Thursday, August 03, 2006

the mire of football...

World Cup, been and gone. Heads placed firmly in chest. The moneyed-up merry-go-round of Professional soccer dwindles yet further into uselessness.
The three big Italian Clubs were facing realistic financial ruin a few weeks ago, when pretty severe sentences were handed down for the widespread cheating fiasco. Relegated to a lower division, and scores of points taken off them, some teams may not have recovered.
Good, I was thinking, finally the epidemic of protectionism in football has been broken.
Wrong!! The authorities in charge of this decided that was a bit too harsh, and decided to recede nearly all the important punishments that they had inflicted. For example, A.C. Milan, one of the main offenders in the case, have been allowed to compete in this year's Champion's League, thereby getting all the money that being there entails.

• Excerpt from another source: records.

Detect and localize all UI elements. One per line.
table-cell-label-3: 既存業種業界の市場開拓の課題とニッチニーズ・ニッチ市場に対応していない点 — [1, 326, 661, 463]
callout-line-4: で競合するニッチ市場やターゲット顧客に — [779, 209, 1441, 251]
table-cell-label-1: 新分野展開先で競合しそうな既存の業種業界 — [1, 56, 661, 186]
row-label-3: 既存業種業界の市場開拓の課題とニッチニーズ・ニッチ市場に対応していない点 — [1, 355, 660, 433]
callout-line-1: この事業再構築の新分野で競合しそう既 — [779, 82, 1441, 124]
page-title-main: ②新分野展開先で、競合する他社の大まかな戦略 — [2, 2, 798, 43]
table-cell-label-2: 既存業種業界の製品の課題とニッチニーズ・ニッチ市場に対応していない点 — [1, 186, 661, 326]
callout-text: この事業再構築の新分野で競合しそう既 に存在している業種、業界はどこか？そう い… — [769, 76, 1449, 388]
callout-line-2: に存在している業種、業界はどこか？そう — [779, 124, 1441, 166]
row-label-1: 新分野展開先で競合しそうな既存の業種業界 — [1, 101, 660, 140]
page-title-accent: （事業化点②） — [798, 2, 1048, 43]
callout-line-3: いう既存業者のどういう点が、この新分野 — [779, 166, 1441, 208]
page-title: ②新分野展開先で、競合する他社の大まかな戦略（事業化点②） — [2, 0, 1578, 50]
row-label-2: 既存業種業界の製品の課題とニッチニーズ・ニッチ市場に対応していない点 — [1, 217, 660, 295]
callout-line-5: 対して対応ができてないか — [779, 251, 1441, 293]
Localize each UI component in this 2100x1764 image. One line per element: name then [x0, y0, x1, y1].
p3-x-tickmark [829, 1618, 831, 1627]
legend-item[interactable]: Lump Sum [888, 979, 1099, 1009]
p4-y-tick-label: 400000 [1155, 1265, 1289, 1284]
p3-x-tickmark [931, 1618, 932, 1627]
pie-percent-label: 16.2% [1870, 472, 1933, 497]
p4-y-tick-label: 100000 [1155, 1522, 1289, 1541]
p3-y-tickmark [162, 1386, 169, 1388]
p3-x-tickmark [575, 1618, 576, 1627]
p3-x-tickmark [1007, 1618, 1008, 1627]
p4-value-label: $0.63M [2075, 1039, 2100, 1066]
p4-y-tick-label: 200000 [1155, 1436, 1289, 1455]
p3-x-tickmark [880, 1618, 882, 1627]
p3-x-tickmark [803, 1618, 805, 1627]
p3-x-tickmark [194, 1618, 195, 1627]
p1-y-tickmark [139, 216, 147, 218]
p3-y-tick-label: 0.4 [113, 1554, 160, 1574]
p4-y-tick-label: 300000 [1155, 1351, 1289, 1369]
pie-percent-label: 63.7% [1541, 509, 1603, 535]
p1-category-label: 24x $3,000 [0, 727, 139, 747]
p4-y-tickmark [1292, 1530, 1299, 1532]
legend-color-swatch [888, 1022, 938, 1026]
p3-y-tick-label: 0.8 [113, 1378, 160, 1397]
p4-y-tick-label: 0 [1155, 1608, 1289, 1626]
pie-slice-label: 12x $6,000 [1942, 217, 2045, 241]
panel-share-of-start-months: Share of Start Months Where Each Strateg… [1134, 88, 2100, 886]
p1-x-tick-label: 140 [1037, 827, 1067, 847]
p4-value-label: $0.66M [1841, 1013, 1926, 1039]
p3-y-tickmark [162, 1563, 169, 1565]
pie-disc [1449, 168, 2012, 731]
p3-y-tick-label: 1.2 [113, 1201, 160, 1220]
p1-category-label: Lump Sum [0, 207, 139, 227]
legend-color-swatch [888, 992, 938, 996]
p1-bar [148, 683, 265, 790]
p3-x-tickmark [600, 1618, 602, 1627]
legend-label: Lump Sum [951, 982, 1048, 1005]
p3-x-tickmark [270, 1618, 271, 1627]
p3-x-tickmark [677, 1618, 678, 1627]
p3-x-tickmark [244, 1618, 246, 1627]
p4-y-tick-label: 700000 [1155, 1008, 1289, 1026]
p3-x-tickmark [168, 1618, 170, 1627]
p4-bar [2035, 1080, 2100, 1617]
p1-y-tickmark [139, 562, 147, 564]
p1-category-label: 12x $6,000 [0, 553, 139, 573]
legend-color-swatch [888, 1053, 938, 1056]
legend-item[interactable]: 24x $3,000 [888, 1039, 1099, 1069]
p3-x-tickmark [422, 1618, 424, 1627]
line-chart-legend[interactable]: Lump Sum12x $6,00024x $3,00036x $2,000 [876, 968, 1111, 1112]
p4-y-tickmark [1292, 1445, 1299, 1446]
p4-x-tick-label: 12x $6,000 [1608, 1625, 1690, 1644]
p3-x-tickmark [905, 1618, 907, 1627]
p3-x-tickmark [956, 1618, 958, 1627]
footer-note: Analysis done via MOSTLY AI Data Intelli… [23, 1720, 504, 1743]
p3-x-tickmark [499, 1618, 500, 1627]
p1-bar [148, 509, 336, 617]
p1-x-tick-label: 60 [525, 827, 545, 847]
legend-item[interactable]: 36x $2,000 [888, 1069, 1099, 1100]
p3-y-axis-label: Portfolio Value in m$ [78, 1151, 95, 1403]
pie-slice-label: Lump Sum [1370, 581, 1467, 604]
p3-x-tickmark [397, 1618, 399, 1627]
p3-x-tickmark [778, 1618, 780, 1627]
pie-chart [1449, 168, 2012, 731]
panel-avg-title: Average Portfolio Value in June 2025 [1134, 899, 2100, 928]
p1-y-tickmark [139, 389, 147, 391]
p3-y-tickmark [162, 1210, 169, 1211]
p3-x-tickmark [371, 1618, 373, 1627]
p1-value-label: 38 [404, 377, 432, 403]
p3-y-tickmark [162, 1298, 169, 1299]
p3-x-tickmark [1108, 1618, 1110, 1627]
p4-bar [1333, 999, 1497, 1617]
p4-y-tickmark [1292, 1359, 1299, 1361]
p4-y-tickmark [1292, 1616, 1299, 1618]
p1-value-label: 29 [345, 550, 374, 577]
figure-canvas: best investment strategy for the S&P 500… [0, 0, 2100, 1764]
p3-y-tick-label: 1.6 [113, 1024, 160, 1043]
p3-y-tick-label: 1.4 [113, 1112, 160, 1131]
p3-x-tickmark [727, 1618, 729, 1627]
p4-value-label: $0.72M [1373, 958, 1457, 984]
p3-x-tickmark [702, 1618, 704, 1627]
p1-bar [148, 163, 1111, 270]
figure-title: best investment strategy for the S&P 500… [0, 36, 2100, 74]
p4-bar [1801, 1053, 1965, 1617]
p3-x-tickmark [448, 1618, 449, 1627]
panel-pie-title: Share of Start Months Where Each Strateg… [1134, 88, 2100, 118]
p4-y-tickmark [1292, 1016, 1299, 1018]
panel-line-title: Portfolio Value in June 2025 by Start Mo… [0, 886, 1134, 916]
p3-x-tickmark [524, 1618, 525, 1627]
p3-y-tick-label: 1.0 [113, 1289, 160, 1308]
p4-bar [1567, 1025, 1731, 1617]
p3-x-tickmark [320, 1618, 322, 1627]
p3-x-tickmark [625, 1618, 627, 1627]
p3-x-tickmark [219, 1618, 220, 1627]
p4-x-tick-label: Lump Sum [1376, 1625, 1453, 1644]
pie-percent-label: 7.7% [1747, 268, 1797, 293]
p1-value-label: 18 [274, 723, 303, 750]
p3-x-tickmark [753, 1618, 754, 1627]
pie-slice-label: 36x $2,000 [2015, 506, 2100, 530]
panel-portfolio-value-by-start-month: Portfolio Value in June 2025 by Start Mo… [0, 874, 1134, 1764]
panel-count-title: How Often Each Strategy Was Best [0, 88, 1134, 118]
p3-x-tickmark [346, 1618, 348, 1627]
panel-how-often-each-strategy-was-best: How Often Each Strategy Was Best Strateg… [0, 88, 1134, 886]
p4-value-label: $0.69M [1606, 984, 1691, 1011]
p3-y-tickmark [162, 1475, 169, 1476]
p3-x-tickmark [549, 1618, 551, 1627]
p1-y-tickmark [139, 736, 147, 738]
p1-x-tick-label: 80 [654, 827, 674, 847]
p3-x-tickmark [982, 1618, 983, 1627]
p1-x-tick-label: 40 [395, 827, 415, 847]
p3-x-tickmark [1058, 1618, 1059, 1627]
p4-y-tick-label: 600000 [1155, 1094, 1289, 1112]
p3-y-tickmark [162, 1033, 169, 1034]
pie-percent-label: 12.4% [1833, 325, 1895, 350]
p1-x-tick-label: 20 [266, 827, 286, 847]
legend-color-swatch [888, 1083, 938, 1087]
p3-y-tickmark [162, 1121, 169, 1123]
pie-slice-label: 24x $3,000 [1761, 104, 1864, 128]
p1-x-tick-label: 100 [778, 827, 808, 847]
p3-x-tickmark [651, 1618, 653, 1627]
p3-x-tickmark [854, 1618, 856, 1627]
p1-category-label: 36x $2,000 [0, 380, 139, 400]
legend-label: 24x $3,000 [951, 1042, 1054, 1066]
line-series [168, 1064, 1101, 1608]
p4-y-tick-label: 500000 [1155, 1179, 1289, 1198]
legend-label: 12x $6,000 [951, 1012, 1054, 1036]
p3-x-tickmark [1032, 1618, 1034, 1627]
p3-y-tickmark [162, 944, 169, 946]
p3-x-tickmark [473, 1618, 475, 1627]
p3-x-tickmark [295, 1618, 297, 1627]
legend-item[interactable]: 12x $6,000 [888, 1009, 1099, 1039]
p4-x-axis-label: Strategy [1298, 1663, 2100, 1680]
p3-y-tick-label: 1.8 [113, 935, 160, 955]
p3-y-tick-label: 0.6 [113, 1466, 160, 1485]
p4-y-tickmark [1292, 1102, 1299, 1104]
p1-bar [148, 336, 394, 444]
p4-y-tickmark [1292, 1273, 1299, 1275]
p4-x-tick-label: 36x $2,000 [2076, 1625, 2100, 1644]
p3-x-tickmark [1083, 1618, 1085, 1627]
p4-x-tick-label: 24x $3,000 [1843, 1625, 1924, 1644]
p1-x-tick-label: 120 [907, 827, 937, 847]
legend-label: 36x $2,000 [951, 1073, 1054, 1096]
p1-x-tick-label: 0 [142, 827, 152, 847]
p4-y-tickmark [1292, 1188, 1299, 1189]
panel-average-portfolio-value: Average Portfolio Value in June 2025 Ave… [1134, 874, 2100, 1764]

Be rich - get away with murder.

Friday, July 14, 2006

"Your car has been turned into a cube."

crushmy307.co.uk

Apparently taking direct influence from the Simpsons, a man has vowed to crush his Peugeot 807 into a cube, because of Peugeot's refusal to fix the problems in their car.
An interesting idea, but I would be more inclined to donate to his other suggested cause, Cancer Research.

Sunday, June 25, 2006

Bill Gates - 21st Century Robin Hood??


Pogue's Posts - Technology - New York Times Blog - Reconsidering Bill Gates

It's a weird week when you are suddenly find yourself considering if Bill Gates is the new Robin Hood, but that's what I've just done.
Gates has recently announced his retirement from his current position at Microsoft, so that he could continue to concetrate on his charity foundation, which is dedicated to eradicated disease and increase education. Some have reported that he intents to give away 95% of his wealth.
This is a very positive revelation in my eyes. Many have been critical of Microsoft's business tactics over the years, myself included, and Gates was at the helm when this was going on. However, the fact that he has now decided to use his money productively is to be welcomed. The individual may not be entirely to blame for the corporation's behaviour (although, feasibly he could be, since he owned it), so let's see if he can prove all the sceptics wrong, and show that he really isn't as evil as internet conspirators would like to portray him.

Wednesday, June 21, 2006

iPod's are too robust

iPod Causes Pipe Problems At University - Softpedia
An amusing story has come to light about an iPod that accidentally got flushed down a toilet. Apparently, the plumbing team hired to relieve the blockage couldn't budge it - because it was "indestructible". It had managed to wedge itself in such a way that it could simply be pushed through, so they tried breaking it into pieces. However, the fiesty little bugger couldn't be chipped, and eventually they had to resort to flushing every toilet in the building. This inevitably led to the farcical slapstick moment of having an entire floor of toilets act as geysers.
Now, why couldn't they make flak jackets or something out of iPods?

Thursday, June 15, 2006

The plants smell pretty strong these days

The Scum Online - News: Raid brothers' £38k stash
By now I'm sure that everyone has heard of the 250 police officers raiding a small terraced house under the pretence of terrorism-squashing. After all the expense, shootings and harrassment, it has emerged, much to Scotland Yard's embarrasment, that there was no bombs or terrorist equipment.
Now, over a week later, they say they have found a stash of £35,000 in cash in one of the men's bedroom. Surely, after such rigorous searching, £35,000 would have been spotted pretty quickly? Why do I get the feeling that they have planted this, the police in the U.K. aren't hesitant to do this when it comes to the propaganda war against terrorism, as the Guildford Four and Birmingham Six will tell you.
And of course, who is the first paper to break the news of the new 'find'? The Scum. Only the most Islamophobic of all the mainstream papers, who are guaranteed to frenzy it up beyond recognition of any of the 'facts'.